A high-speed train entering a tunnel generates a compression wave in the tunnel and a micro-pressure wave. The magnitude of the micro-pressure wave is approximately proportional to the maximum pressure gradient of the compression wave (∂p/∂t)max. High-speed railway operations require the consideration of the nose shape of the train in order to reduce (∂p/∂t)max generated by a train entering a tunnel. In this study, the compression waves generated by axisymmetric trains running at the offset position in double-track tunnels were investigated using a train launcher facility. Paraboloids of revolution, ellipsoids of revolution, and cones were used as the simplest nose shapes. The cone-nose train generated the largest value of (∂p/∂t)max, and the paraboloid-nose train generated the smallest value of (∂p/∂t)max among the three nose shapes. Although this tendency is the same as that for center running, the ratio of (∂p/∂t)max for the cone-nose train to that for the paraboloid-nose train became larger for offset running than center running.
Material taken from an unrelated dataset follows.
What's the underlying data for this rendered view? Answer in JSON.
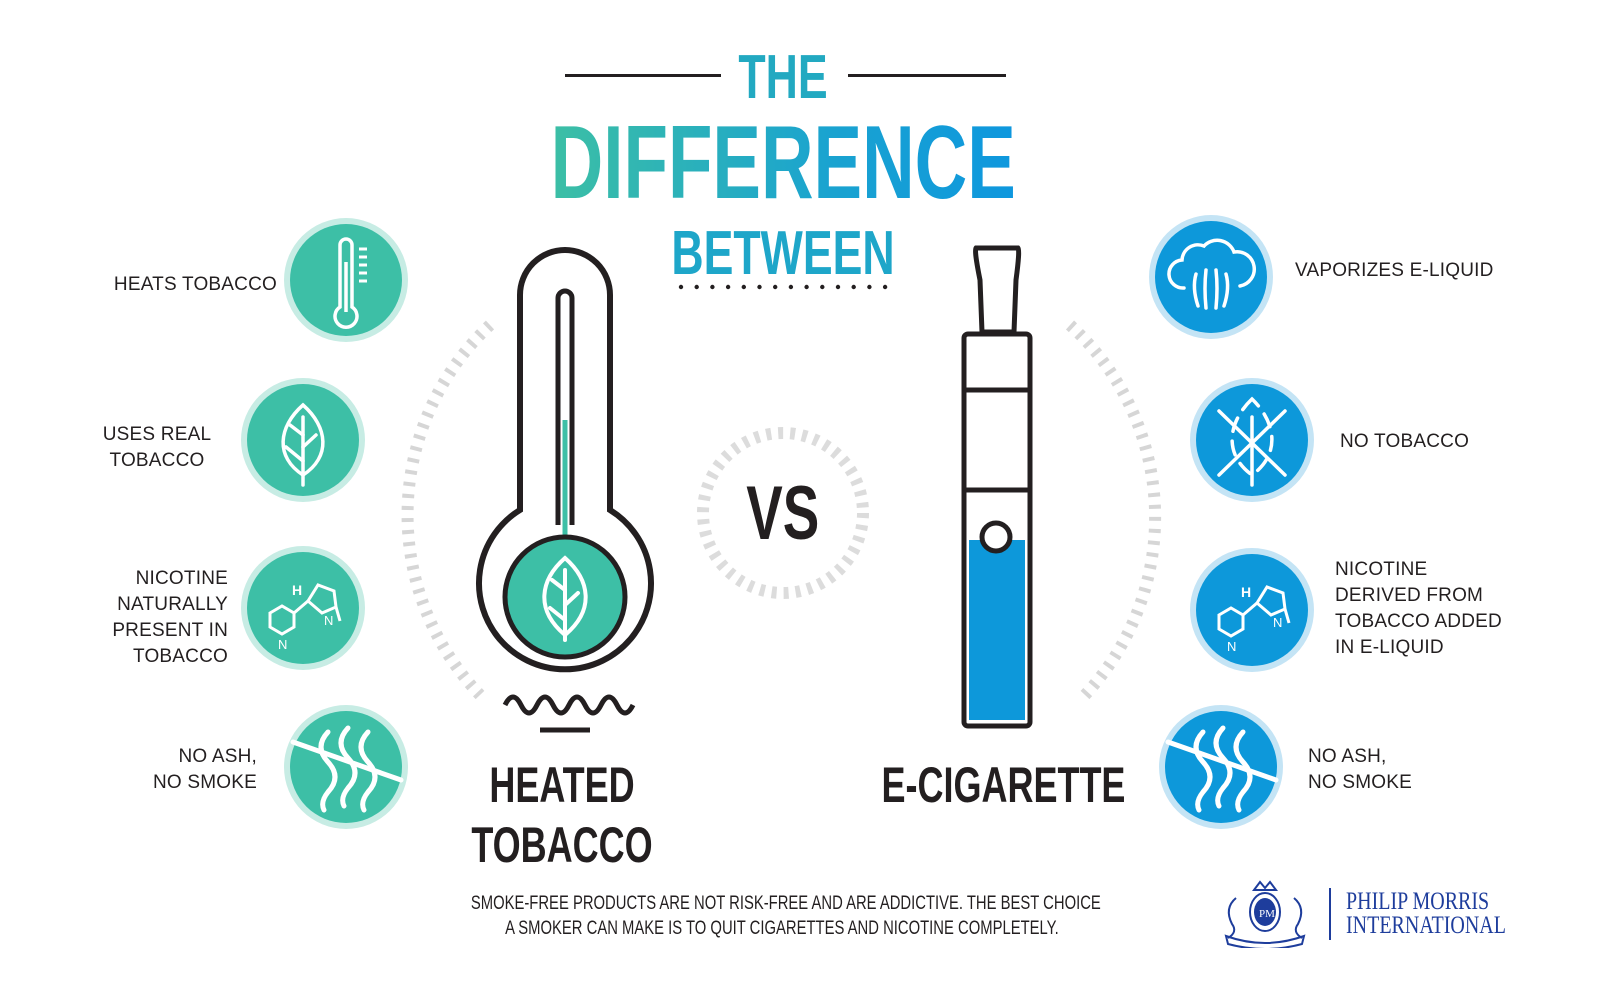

Moreover, the maximum value for the generation time of the compression wave was derived from acoustic theory, and the nondimensionalization of (∂p/∂t)max considering the nose length was proposed using it. Since the inverse of the nondimensionalized (∂p/∂t)max denotes the ratio of the generation time of the compression wave to its maximum value, it was defined as the efficiency of a train nose in the range of zero to unity. The values of the efficiency were almost constant with the nose length and 0.7, 0.6, and 0.5 for paraboloid-, ellipsoid-, and cone-nose shapes, respectively.